Her vision slowly returned in the days after the first operation and her face gradually stopped drooping over the five months which followed.
She did not need further treatment as the tumour was low-grade and she is now monitored with annual scans for any changes to her condition.
Miss Mulheron was able to return to school intermittently for the final three years after her treatment but said she wishes that she had been pointed to support from organisations such as the Brain Tumour Charity.
She said: “Understandably, my family tried their best to be strong for me throughout it all. After my diagnosis, I also sadly lost a lot of friends as many of them found it difficult to handle what had happened to me.

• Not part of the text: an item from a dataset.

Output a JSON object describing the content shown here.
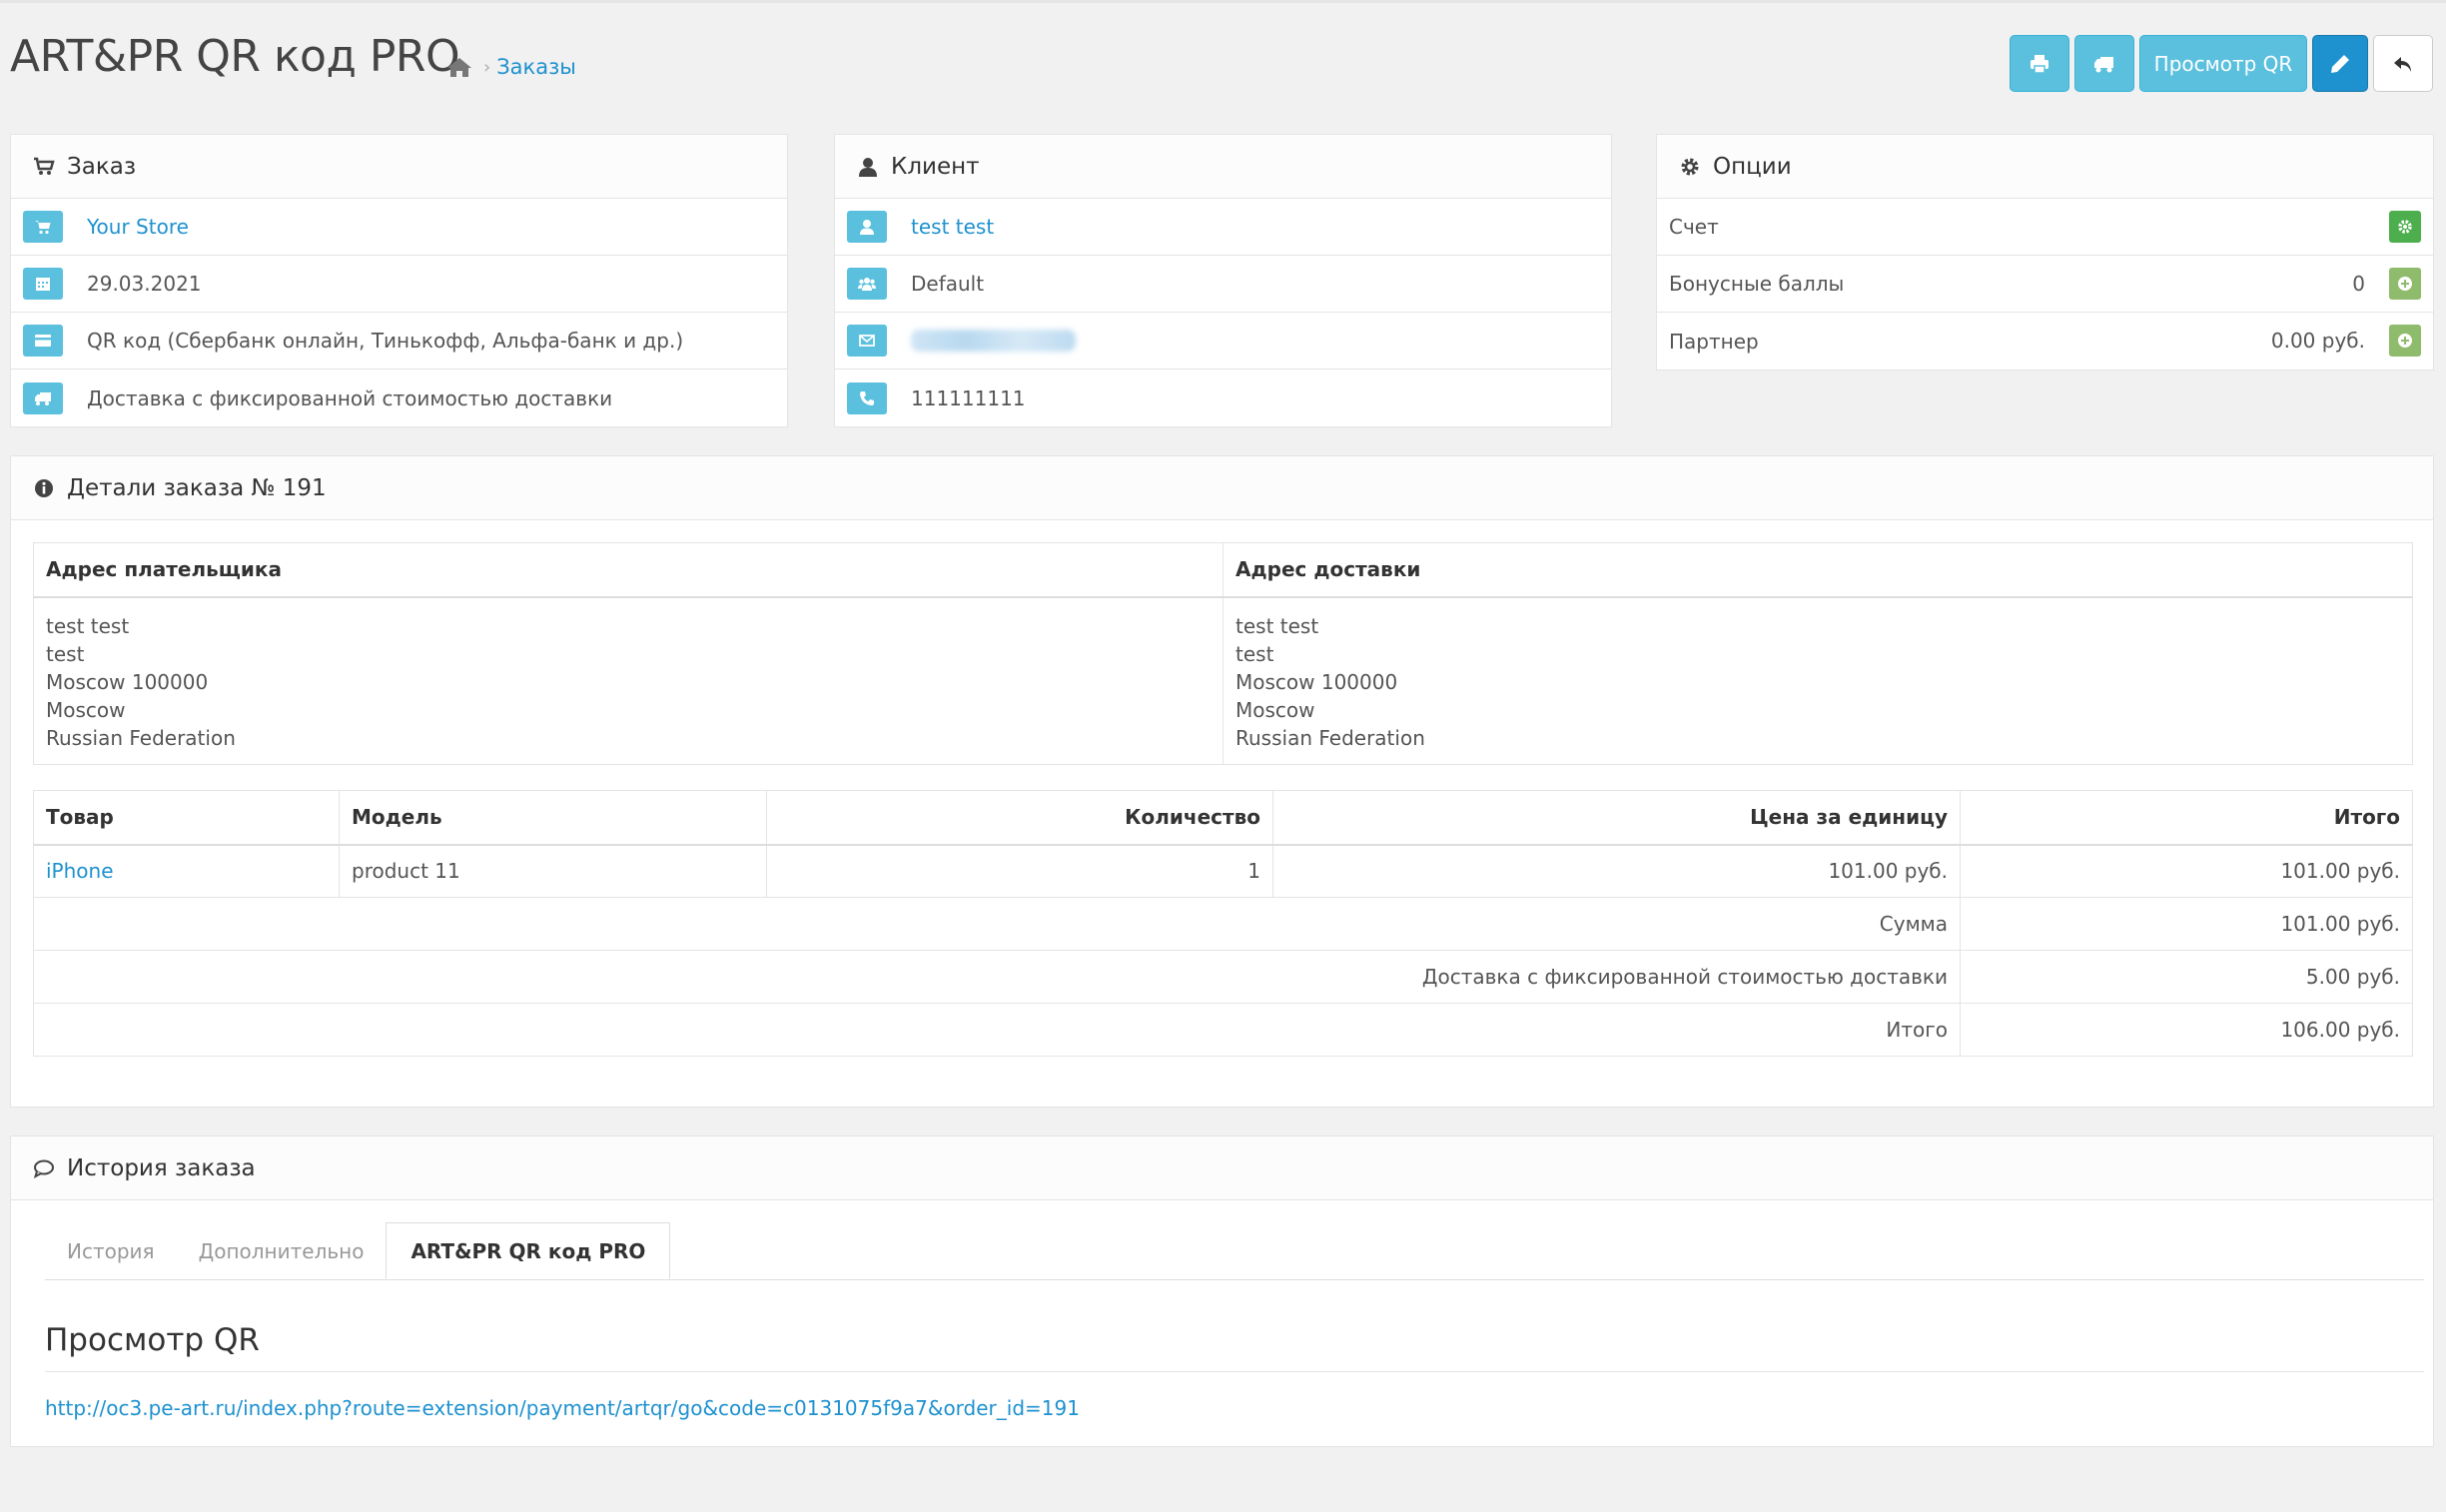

“So, I was isolated, lonely, and felt that I didn’t really have anyone to talk to. I stayed at home a lot when I used to be so outgoing and loved spending time with other people.”
Miss Mulheron, who is sharing her story during Brain Tumour Awareness Month, added: “I wish support services, such as those offered by the Brain Tumour Charity, had been flagged up when I was diagnosed and when I really needed them. It would have made a massive difference to my life.”
The charity said that brain tumours are relatively rare, with about 500 children and young people diagnosed every year.
Alex Lochrane, chief executive at the Brain Tumour Charity, said: “Providing emotional support alongside the practicalities of navigating a brain tumour diagnosis is absolutely essential.
“Such a diagnosis can completely and utterly turn someone’s world upside down, so everyone affected must be given the help they need to get through it all.”